Estime que, pour assurer le respect du principe de la publicité des débats, la proposition de directive ne saurait instaurer une obligation de confidentialité à laquelle l'ensemble des acteurs d'une procédure concernant la protection de secrets d'affaires, c'est-à-dire les parties et leurs représentants, les témoins, les experts et les personnels judiciaires, seraient astreints, d'autant plus que cette obligation de confidentialité n'existe dans aucune autre procédure devant une juridiction civile ;

Considère que les mesures contenues dans la proposition de directive pour préserver la confidentialité des secrets d'affaires telles que la restriction de l'accès aux pièces et à l'audience et de la publicité du jugement doivent être respectueuses des principes du contradictoire, des droits de la défense et du droit au recours ;

Appelle à ne pas sous-estimer les cas d'espionnage industriel et leurs conséquences et juge dès lors que les États membres doivent conserver la faculté d'instituer un délit pénal spécifique de manière à compléter au niveau national la procédure civile harmonisée par la proposition de directive ;

Insiste sur les conditions d'application de la proposition de directive lorsqu'elle aura été transposée en droit français et souligne la nécessité d'une plus grande spécialisation des magistrats en matière de contentieux de la propriété intellectuelle compte tenu de la technicité de la matière, ainsi que d'une stabilité dans leurs fonctions plus importante qu'aujourd'hui ;

La réunion est levée à 16 h 10.

* 1 Selon les chiffres de la Commission, 56 % des entreprises interrogées ont indiqué que les détournements ou tentatives de détournement de secrets d'affaires ont eu pour conséquence une perte de chiffre d'affaires, pour 44 % d'entre elles, des frais d'enquête internes, et pour 35 % des dépenses de protection.

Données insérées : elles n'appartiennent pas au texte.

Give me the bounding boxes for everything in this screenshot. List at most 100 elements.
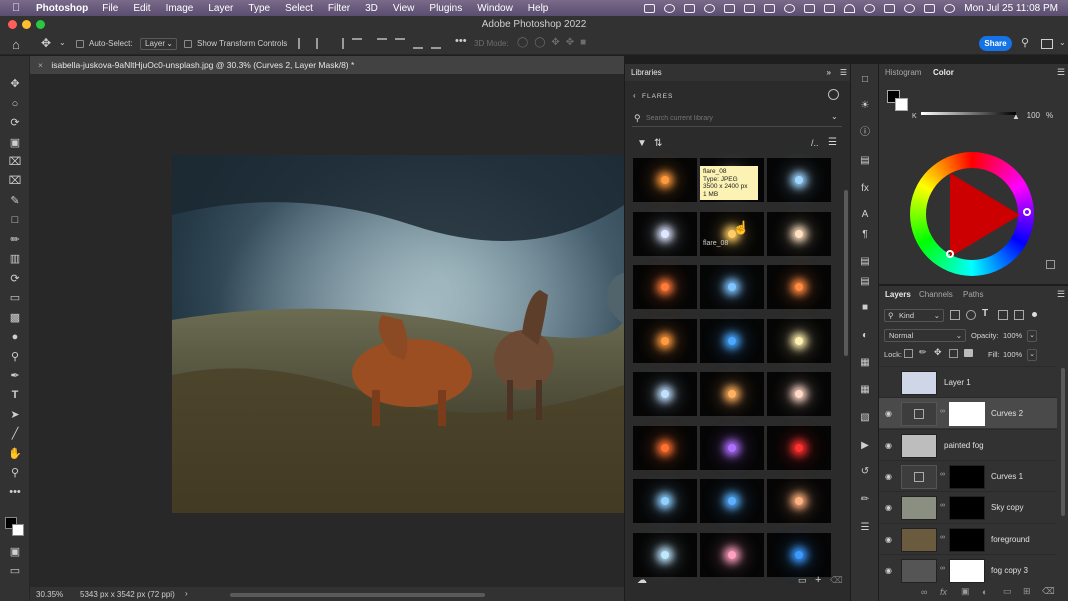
tab-color[interactable]: Color [933,68,954,77]
menu-plugins[interactable]: Plugins [429,3,462,14]
menubar-clock[interactable]: Mon Jul 25 11:08 PM [964,3,1058,14]
trash-icon[interactable]: ⌫ [830,575,843,586]
character-icon[interactable]: A [859,209,871,221]
document-tab[interactable]: × isabella-juskova-9aNltHjuOc0-unsplash.… [30,56,624,74]
type-filter-icon[interactable]: T [982,308,988,319]
siri-icon[interactable] [944,3,956,13]
layer-thumbnail[interactable] [901,527,937,552]
type-tool-icon[interactable]: T [8,388,22,402]
vpn-icon[interactable] [704,3,716,13]
patterns-icon[interactable]: ▦ [859,384,871,396]
lasso-tool-icon[interactable]: ⟳ [8,116,22,130]
more-tools-icon[interactable]: ••• [8,485,22,499]
filter-toggle-icon[interactable] [1032,312,1037,317]
background-color-swatch[interactable] [895,98,908,111]
search-icon[interactable]: ⚲ [1021,36,1029,49]
properties-icon[interactable]: ▤ [859,155,871,167]
share-button[interactable]: Share [979,36,1012,51]
tool-preset-chevron-icon[interactable]: ⌄ [59,38,66,47]
brush-settings-icon[interactable]: ✏ [859,494,871,506]
move-tool-icon[interactable]: ✥ [41,36,51,50]
flare-thumbnail[interactable] [700,265,764,309]
layer-mask-thumbnail[interactable] [949,527,985,552]
zoom-tool-icon[interactable]: ⚲ [8,466,22,480]
flare-thumbnail[interactable] [633,265,697,309]
library-breadcrumb[interactable]: FLARES [642,93,673,100]
color-handle-icon[interactable] [946,250,954,258]
layer-thumbnail[interactable] [901,371,937,395]
layer-mask-thumbnail[interactable] [949,402,985,427]
fill-dropdown[interactable]: ⌄ [1027,349,1037,361]
screen-mode-icon[interactable]: ▭ [8,564,22,578]
menu-window[interactable]: Window [477,3,513,14]
display-icon[interactable] [884,3,896,13]
gradient-tool-icon[interactable]: ▩ [8,311,22,325]
filter-icon[interactable]: ▼ [637,138,647,149]
collaborators-icon[interactable] [828,89,839,100]
frame-tool-icon[interactable]: ⌧ [8,174,22,188]
layer-row[interactable]: ◉ painted fog [879,428,1057,460]
list-view-icon[interactable]: ☰ [828,137,837,148]
flare-thumbnail[interactable] [633,318,697,363]
horizontal-scrollbar[interactable] [230,593,485,597]
layer-thumbnail[interactable] [901,433,937,458]
auto-select-checkbox[interactable] [76,40,84,48]
lock-brush-icon[interactable]: ✏ [919,347,927,358]
transform-controls-checkbox[interactable] [184,40,192,48]
libraries-icon[interactable]: ■ [859,302,871,314]
workspace-icon[interactable] [1041,39,1053,49]
menu-filter[interactable]: Filter [328,3,350,14]
layer-row[interactable]: ◉ ∞ Curves 1 [879,459,1057,491]
flare-thumbnail[interactable] [767,372,831,416]
flare-thumbnail[interactable] [700,372,764,416]
timeline-play-icon[interactable]: ▶ [859,440,871,452]
move-tool-icon[interactable]: ✥ [8,77,22,91]
tab-histogram[interactable]: Histogram [885,68,921,77]
menu-select[interactable]: Select [285,3,313,14]
panel-menu-icon[interactable]: ☰ [1057,289,1065,300]
tab-paths[interactable]: Paths [963,290,983,299]
sort-icon[interactable]: ⇅ [654,138,662,149]
mask-link-icon[interactable]: ∞ [940,565,945,572]
comments-icon[interactable]: □ [859,74,871,86]
flare-thumbnail[interactable] [633,158,697,202]
lock-transparency-icon[interactable] [904,349,913,358]
expand-icon[interactable] [1046,260,1055,269]
actions-icon[interactable]: fx [859,183,871,195]
adjustments-icon[interactable]: ◐ [859,330,871,342]
brightness-icon[interactable]: ☀ [859,100,871,112]
object-selection-tool-icon[interactable]: ▣ [8,136,22,150]
creative-cloud-icon[interactable] [664,3,676,13]
close-tab-icon[interactable]: × [38,60,43,70]
chevron-down-icon[interactable]: ⌄ [831,112,838,121]
flare-thumbnail[interactable] [767,211,831,256]
flare-thumbnail[interactable] [700,425,764,470]
layer-mask-thumbnail[interactable] [949,496,985,521]
status-arrow-icon[interactable]: › [185,589,188,598]
app-menu[interactable]: Photoshop [36,3,88,14]
flare-thumbnail[interactable] [633,425,697,470]
blend-mode-dropdown[interactable]: Normal ⌄ [884,329,966,342]
control-center-icon[interactable] [924,3,936,13]
layer-mask-thumbnail[interactable] [949,558,985,583]
play-icon[interactable] [864,3,876,13]
align-bottom-icon[interactable] [413,38,423,49]
info-icon[interactable]: ⓘ [859,127,871,139]
visibility-eye-icon[interactable]: ◉ [885,503,892,512]
clone-stamp-tool-icon[interactable]: ▥ [8,252,22,266]
layer-thumbnail[interactable] [901,558,937,583]
quick-mask-icon[interactable]: ▣ [8,545,22,559]
libraries-tab[interactable]: Libraries » ☰ [625,64,851,81]
layer-row[interactable]: ◉ ∞ fog copy 3 [879,553,1057,585]
path-selection-tool-icon[interactable]: ➤ [8,408,22,422]
flare-thumbnail[interactable] [767,158,831,202]
menu-layer[interactable]: Layer [208,3,233,14]
libraries-scrollbar[interactable] [844,190,848,356]
menu-help[interactable]: Help [528,3,549,14]
history-brush-tool-icon[interactable]: ⟳ [8,272,22,286]
smart-object-filter-icon[interactable] [1014,310,1024,320]
new-adjustment-icon[interactable]: ◐ [982,587,987,597]
hand-tool-icon[interactable]: ✋ [8,447,22,461]
library-search-input[interactable] [646,112,826,125]
menu-file[interactable]: File [102,3,118,14]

* 2 Selon ces mêmes chiffres, sur 140 entreprises qui ont fait état de détournements ou de tentatives de détournement, seules 57, soit 40,7 %, ont eu recours à des tribunaux. Parmi les raisons ayant motivé le non engagement de poursuites, figurent les difficultés à recueillir des preuves (pour 43 %), l'impact sur la réputation (30 %) et les frais de justice (30 %).

* 3 Peine d'emprisonnement de deux ans et amende de 30 000 euros.

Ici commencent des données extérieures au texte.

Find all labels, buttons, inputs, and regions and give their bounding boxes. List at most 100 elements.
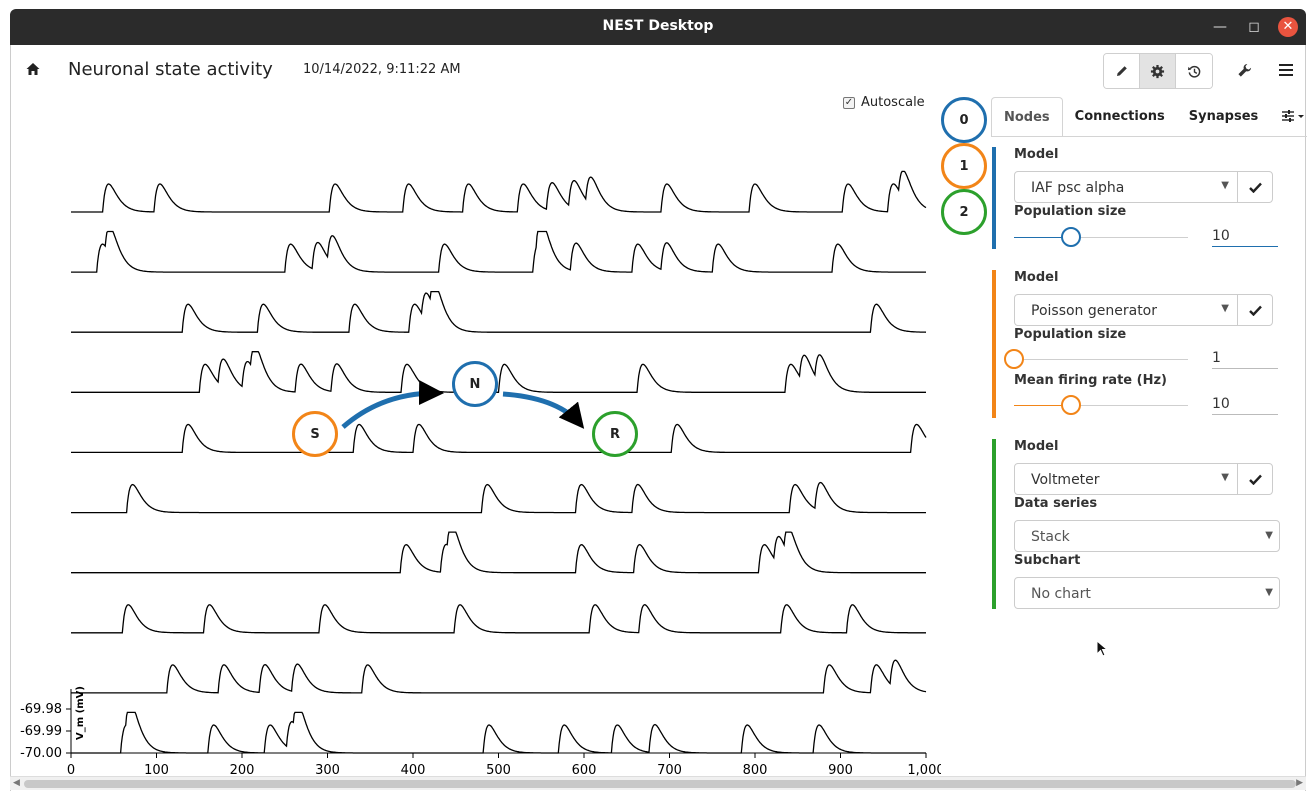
- network-node-recorder[interactable]: R: [592, 411, 638, 457]
- model-label: Model: [1014, 439, 1059, 454]
- model-select-recorder[interactable]: Voltmeter ▼: [1014, 463, 1238, 495]
- model-confirm-button[interactable]: [1237, 463, 1273, 495]
- scroll-right-icon[interactable]: ▶: [1296, 778, 1303, 788]
- node-card-recorder: Model Voltmeter ▼ Data series Stack ▼ Su…: [992, 439, 1282, 609]
- node-index-0[interactable]: 0: [941, 97, 987, 143]
- node-index-2[interactable]: 2: [941, 189, 987, 235]
- voltage-trace-9: [71, 711, 926, 754]
- page-title: Neuronal state activity: [68, 59, 273, 80]
- app-main: Neuronal state activity 10/14/2022, 9:11…: [10, 45, 1307, 791]
- model-confirm-button[interactable]: [1237, 294, 1273, 326]
- panel-tabs: Nodes Connections Synapses: [991, 97, 1314, 137]
- voltage-trace-3: [71, 351, 926, 393]
- settings-button[interactable]: [1140, 54, 1176, 88]
- check-icon: [1248, 305, 1262, 316]
- voltage-trace-4: [71, 423, 927, 454]
- voltage-trace-5: [71, 481, 926, 514]
- sliders-icon: [1282, 110, 1305, 122]
- close-icon[interactable]: ✕: [1278, 17, 1298, 37]
- edit-button[interactable]: [1104, 54, 1140, 88]
- model-select-generator[interactable]: Poisson generator ▼: [1014, 294, 1238, 326]
- tab-nodes[interactable]: Nodes: [991, 97, 1063, 137]
- minimize-icon[interactable]: —: [1210, 17, 1230, 37]
- pencil-icon: [1116, 66, 1127, 76]
- scrollbar-thumb[interactable]: [24, 780, 1296, 788]
- model-label: Model: [1014, 147, 1059, 162]
- network-node-label: N: [469, 376, 481, 392]
- population-input[interactable]: 10: [1212, 228, 1278, 247]
- caret-down-icon: ▼: [1221, 303, 1229, 314]
- data-series-value: Stack: [1031, 529, 1070, 545]
- rate-input[interactable]: 10: [1212, 396, 1278, 415]
- menu-button[interactable]: [1269, 53, 1303, 87]
- population-slider[interactable]: [1004, 349, 1188, 369]
- model-select-value: Poisson generator: [1031, 303, 1158, 319]
- connection-n-to-r[interactable]: [502, 391, 585, 429]
- autoscale-toggle[interactable]: ✓ Autoscale: [843, 95, 925, 110]
- node-index-label: 0: [959, 112, 969, 128]
- slider-thumb[interactable]: [1004, 349, 1024, 369]
- caret-down-icon: ▼: [1221, 472, 1229, 483]
- window-titlebar: NEST Desktop — ◻ ✕: [10, 9, 1306, 45]
- activity-chart[interactable]: 0 100 200 300 400 500 600 700 800 900 1,000-69.98-…: [11, 140, 941, 780]
- caret-down-icon: ▼: [1221, 180, 1229, 191]
- population-input[interactable]: 1: [1212, 350, 1278, 369]
- y-tick-label: -69.99: [20, 724, 62, 739]
- data-series-select[interactable]: Stack ▼: [1014, 520, 1280, 552]
- tab-options-button[interactable]: [1270, 97, 1314, 137]
- autoscale-checkbox[interactable]: ✓: [843, 96, 855, 109]
- window-title: NEST Desktop: [602, 18, 714, 34]
- voltage-trace-6: [71, 531, 926, 574]
- caret-down-icon: ▼: [1265, 587, 1273, 598]
- rate-slider[interactable]: [1014, 395, 1188, 415]
- y-tick-label: -69.98: [20, 702, 62, 717]
- caret-down-icon: ▼: [1265, 530, 1273, 541]
- home-icon[interactable]: [25, 61, 41, 77]
- rate-label: Mean firing rate (Hz): [1014, 373, 1167, 388]
- model-select-value: IAF psc alpha: [1031, 180, 1125, 196]
- network-node-neuron[interactable]: N: [452, 361, 498, 407]
- population-label: Population size: [1014, 327, 1127, 342]
- voltage-trace-1: [71, 230, 926, 273]
- node-card-generator: Model Poisson generator ▼ Population siz…: [992, 270, 1282, 418]
- voltage-trace-0: [71, 170, 927, 213]
- voltage-trace-7: [71, 604, 926, 634]
- timestamp: 10/14/2022, 9:11:22 AM: [303, 62, 461, 77]
- tools-button[interactable]: [1227, 53, 1261, 87]
- check-icon: [1248, 182, 1262, 193]
- hamburger-icon: [1279, 64, 1293, 76]
- tab-synapses[interactable]: Synapses: [1177, 97, 1270, 137]
- slider-thumb[interactable]: [1061, 395, 1082, 415]
- subchart-label: Subchart: [1014, 553, 1081, 568]
- network-node-label: S: [310, 426, 320, 442]
- history-button[interactable]: [1176, 54, 1212, 88]
- node-index-label: 1: [959, 158, 969, 174]
- connection-s-to-n[interactable]: [341, 380, 444, 429]
- view-mode-toolbar: [1103, 53, 1213, 89]
- slider-thumb[interactable]: [1061, 227, 1082, 247]
- model-confirm-button[interactable]: [1237, 171, 1273, 203]
- node-index-1[interactable]: 1: [941, 143, 987, 189]
- voltage-trace-2: [71, 290, 927, 333]
- history-icon: [1187, 65, 1200, 78]
- maximize-icon[interactable]: ◻: [1244, 17, 1264, 37]
- network-node-stimulator[interactable]: S: [292, 411, 338, 457]
- y-tick-label: -70.00: [20, 746, 62, 761]
- gear-icon: [1150, 64, 1165, 78]
- check-icon: [1248, 474, 1262, 485]
- model-label: Model: [1014, 270, 1059, 285]
- population-slider[interactable]: [1014, 227, 1188, 247]
- subchart-select[interactable]: No chart ▼: [1014, 577, 1280, 609]
- tabs-divider: [991, 136, 1307, 137]
- horizontal-scrollbar[interactable]: ◀ ▶: [10, 776, 1306, 790]
- voltage-trace-8: [71, 659, 927, 694]
- mouse-cursor-icon: [1096, 640, 1108, 657]
- node-card-neuron: Model IAF psc alpha ▼ Population size 10: [992, 147, 1282, 249]
- node-index-label: 2: [959, 204, 969, 220]
- network-node-label: R: [609, 426, 620, 442]
- model-select-value: Voltmeter: [1031, 472, 1100, 488]
- model-select-neuron[interactable]: IAF psc alpha ▼: [1014, 171, 1238, 203]
- autoscale-label: Autoscale: [861, 95, 925, 110]
- tab-connections[interactable]: Connections: [1063, 97, 1177, 137]
- scroll-left-icon[interactable]: ◀: [13, 778, 20, 788]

* 4 Notre compatriote Marielle Gallo avait été désignée rapporteure de cette proposition de directive en janvier dernier au nom de la commission des affaires juridiques, mais, sachant qu'elle ne siégerait plus dans le Parlement européen issu des élections du 25 mai 2014, elle n'a pas entamé son examen du texte.

* 5 Il existe néanmoins une obligation de confidentialité devant l'Autorité de la concurrence pénalement sanctionnée à l'article L. 463-6 du code de commerce (un an d'emprisonnement et 15 000 euros d'amende).